La terza stagione di One Punch Man ha riacceso un dibattito acceso tra i fan: lo scontro con l’Uomo Fenice è stato adattato usando una versione precedente del manga, molto più essenziale, e questo ha generato un effetto domino inatteso. La questione non è la semplice riduzione del materiale originale, ma la perdita di alcuni elementi chiave capaci di dare solidità alla crescita di Imperatorino e alla costruzione del mondo degli eroi.
Nel fumetto più recente, la battaglia era stata completamente ripensata. Una lunga sequenza metteva in mostra l’astuzia di Imperatorino, il suo legame complicato con Zombieman, e persino alcuni momenti significativi con Saitama. Tutto questo è sparito nell’anime, che si affida a un’impostazione più lineare, priva del celebre indizio del “Phoenix Space”, un dettaglio che i lettori hanno interpretato come porta verso sviluppi più misteriosi.
Il problema è che quei capitoli non erano riempitivi: erano il ponte verso i futuri archi dei Neo Eroi e le tensioni interne all’Associazione. Le reazioni, gli scambi e la crescita di Imperatorino servivano da preparazione emotiva e narrativa. Senza queste basi, alcune svolte rischiano di arrivare nell’anime con minore coerenza, meno motivazioni e un impatto decisamente più attenuato.
Non sorprende, quindi, che la community stia reagendo in modo così acceso. Le ultime puntate hanno ottenuto valutazioni dure: si parla di ritmo sbilanciato, adattamento frettoloso e qualità produttiva irregolare. Lo scontro con l’Uomo Fenice è diventato il simbolo di questa frattura, e i confronti tra tavole del manga e fotogrammi dell’anime dominano i social.

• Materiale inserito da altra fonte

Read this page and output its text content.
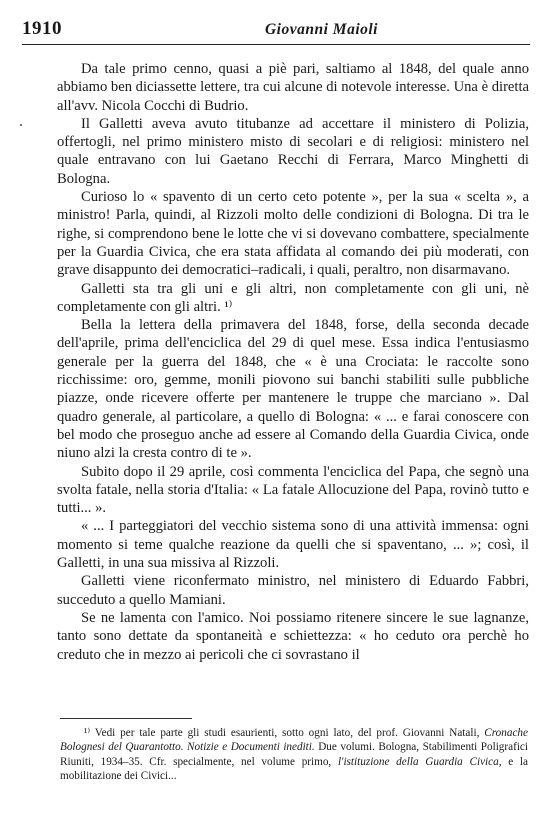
1910	Giovanni Maioli

Da tale primo cenno, quasi a piè pari, saltiamo al 1848, del quale anno abbiamo ben diciassette lettere, tra cui alcune di notevole interesse. Una è diretta all'avv. Nicola Cocchi di Budrio.

Il Galletti aveva avuto titubanze ad accettare il ministero di Polizia, offertogli, nel primo ministero misto di secolari e di religiosi: ministero nel quale entravano con lui Gaetano Recchi di Ferrara, Marco Minghetti di Bologna.

Curioso lo « spavento di un certo ceto potente », per la sua « scelta », a ministro! Parla, quindi, al Rizzoli molto delle condizioni di Bologna. Di tra le righe, si comprendono bene le lotte che vi si dovevano combattere, specialmente per la Guardia Civica, che era stata affidata al comando dei più moderati, con grave disappunto dei democratici–radicali, i quali, peraltro, non disarmavano.

Galletti sta tra gli uni e gli altri, non completamente con gli uni, nè completamente con gli altri. ¹⁾

Bella la lettera della primavera del 1848, forse, della seconda decade dell'aprile, prima dell'enciclica del 29 di quel mese. Essa indica l'entusiasmo generale per la guerra del 1848, che « è una Crociata: le raccolte sono ricchissime: oro, gemme, monili piovono sui banchi stabiliti sulle pubbliche piazze, onde ricevere offerte per mantenere le truppe che marciano ». Dal quadro generale, al particolare, a quello di Bologna: « ... e farai conoscere con bel modo che proseguo anche ad essere al Comando della Guardia Civica, onde niuno alzi la cresta contro di te ».

Subito dopo il 29 aprile, così commenta l'enciclica del Papa, che segnò una svolta fatale, nella storia d'Italia: « La fatale Allocuzione del Papa, rovinò tutto e tutti... ».

« ... I parteggiatori del vecchio sistema sono di una attività immensa: ogni momento si teme qualche reazione da quelli che si spaventano, ... »; così, il Galletti, in una sua missiva al Rizzoli.

Galletti viene riconfermato ministro, nel ministero di Eduardo Fabbri, succeduto a quello Mamiani.

Se ne lamenta con l'amico. Noi possiamo ritenere sincere le sue lagnanze, tanto sono dettate da spontaneità e schiettezza: « ho ceduto ora perchè ho creduto che in mezzo ai pericoli che ci sovrastano il

¹⁾ Vedi per tale parte gli studi esaurienti, sotto ogni lato, del prof. Giovanni Natali, Cronache Bolognesi del Quarantotto. Notizie e Documenti inediti. Due volumi. Bologna, Stabilimenti Poligrafici Riuniti, 1934–35. Cfr. specialmente, nel volume primo, l'istituzione della Guardia Civica, e la mobilitazione dei Civici...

Gli addetti ai lavori parlano di vincoli pratici, di scadenze strette e decisioni distribuite tra vari comitati. Eppure, anche ammettendo queste limitazioni, le conseguenze restano: tagliare semplifica il lavoro, ma apre inevitabili vuoti narrativi.
Ora tutto dipende dai prossimi episodi. O la serie troverà modi nuovi per restituire lo sviluppo di Imperatorino e gli elementi legati all’Uomo Fenice, oppure dovremo prepararci a un One Punch Man più frammentato, dove alcuni passaggi sembreranno arrivare senza il peso che meritano.